Tome et al. (2000) studied the effect of MA when beans (Phaseolus vulgaris cv. perola) were exposed to different doses of CO2 and N2 and reported that moisture content, water absorption, cooking time and colour index remained unaffected by all the treatments and treatment duration performed. Amanatidou et al. (1999) observed that exposure of microorganisms to high O2 (80 or 90% balanced with N2) alone did not inhibit the microbial growth strongly, while strong inhibition was observed only when the two gases CO2 and O2 were used in combination. Feng et al. (1989) reported storage of husked seeds of japonica and indica rice packaged and treated with 40% CO2. After storage for 14 months the CO2 treated seeds had higher protein content than the controls and their vigour was greater. It was concluded that 40% CO2 was safe and reliable for storage of rice seeds. Wilson and Jay (1976) were also of the opinion that storage of peanuts in controlled atmosphere inhibited growth of the A. flavus group but did not eliminate the fungi. The other fungi grew on the peanuts and the overall quality was reduced.
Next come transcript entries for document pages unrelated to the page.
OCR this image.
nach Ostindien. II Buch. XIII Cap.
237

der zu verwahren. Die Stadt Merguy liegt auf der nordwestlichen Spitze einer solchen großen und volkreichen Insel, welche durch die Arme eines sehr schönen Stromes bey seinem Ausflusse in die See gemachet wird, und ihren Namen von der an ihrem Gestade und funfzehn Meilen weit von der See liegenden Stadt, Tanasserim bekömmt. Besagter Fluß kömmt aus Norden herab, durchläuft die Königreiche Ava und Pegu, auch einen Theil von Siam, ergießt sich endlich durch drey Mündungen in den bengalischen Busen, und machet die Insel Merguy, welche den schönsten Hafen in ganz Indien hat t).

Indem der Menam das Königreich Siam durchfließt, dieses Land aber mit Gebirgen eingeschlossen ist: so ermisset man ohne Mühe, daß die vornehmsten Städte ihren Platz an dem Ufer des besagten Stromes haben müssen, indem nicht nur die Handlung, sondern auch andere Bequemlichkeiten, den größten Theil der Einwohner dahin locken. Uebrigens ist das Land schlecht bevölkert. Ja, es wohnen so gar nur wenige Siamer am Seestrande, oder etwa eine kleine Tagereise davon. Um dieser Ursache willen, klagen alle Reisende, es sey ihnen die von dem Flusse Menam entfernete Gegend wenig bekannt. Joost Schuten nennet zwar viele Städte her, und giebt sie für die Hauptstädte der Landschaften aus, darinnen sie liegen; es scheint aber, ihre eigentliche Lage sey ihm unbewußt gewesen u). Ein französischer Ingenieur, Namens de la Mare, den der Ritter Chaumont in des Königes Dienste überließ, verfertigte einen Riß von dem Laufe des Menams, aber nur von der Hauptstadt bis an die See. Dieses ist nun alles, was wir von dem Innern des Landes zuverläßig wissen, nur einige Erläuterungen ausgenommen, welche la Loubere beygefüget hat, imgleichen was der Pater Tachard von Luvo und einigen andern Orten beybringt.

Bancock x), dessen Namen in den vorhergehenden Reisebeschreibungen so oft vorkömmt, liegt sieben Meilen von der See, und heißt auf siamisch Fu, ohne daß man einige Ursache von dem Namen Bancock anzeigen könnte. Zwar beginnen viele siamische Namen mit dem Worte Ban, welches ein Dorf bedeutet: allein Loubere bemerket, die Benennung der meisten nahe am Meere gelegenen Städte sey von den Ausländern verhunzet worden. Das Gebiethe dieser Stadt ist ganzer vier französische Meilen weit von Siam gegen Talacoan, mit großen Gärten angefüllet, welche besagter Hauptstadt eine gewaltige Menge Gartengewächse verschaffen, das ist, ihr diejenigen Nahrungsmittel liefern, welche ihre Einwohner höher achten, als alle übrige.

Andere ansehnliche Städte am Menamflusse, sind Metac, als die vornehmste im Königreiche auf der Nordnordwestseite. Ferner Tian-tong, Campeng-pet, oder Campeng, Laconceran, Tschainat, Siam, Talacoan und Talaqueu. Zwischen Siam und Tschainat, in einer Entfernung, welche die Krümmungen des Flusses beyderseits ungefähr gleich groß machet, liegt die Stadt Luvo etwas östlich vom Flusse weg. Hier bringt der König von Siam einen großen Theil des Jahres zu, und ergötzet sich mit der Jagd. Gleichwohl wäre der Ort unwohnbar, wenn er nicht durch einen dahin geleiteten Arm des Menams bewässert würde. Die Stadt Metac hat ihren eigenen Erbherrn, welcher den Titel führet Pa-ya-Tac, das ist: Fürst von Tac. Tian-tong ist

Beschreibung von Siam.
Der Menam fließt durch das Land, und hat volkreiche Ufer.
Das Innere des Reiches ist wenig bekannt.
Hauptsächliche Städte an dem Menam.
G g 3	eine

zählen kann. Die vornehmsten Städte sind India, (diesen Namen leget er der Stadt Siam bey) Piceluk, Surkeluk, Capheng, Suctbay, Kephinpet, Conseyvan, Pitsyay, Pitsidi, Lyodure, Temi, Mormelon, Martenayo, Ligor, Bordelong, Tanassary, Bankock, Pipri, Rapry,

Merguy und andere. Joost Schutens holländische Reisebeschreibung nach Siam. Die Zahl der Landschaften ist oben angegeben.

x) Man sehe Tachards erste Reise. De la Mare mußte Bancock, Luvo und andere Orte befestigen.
Thus, carbon dioxide is effective in reducing fungal flora associated with seeds especially Aspergillus flavus responsible for elaboration of highly toxic aflatoxins but only at higher concentrations. Lower CO2 concentration upto 40% was ineffective in the control of seed mycoflora and so higher concentrations of carbon dioxide will be needed to control fungi associated with seed. In situations, where both insect and fungi are involved in storage loss, 80% CO2 should be used, otherwise 20% CO2 is sufficient to ward off insect damage. The greatest potential use of modified atmosphere storage would be the residual free dual control of aflatoxin production and freedom from insects. Hence, modified atmosphere storage technology will hold the key to safe storage of foodgrains/seed, avoid chemical treatments and thus overcoming problems of their residues in stored products and will also be environmentally safe.


The authors are thankful to the ICAR for providing financial assistance to carry out this experiment.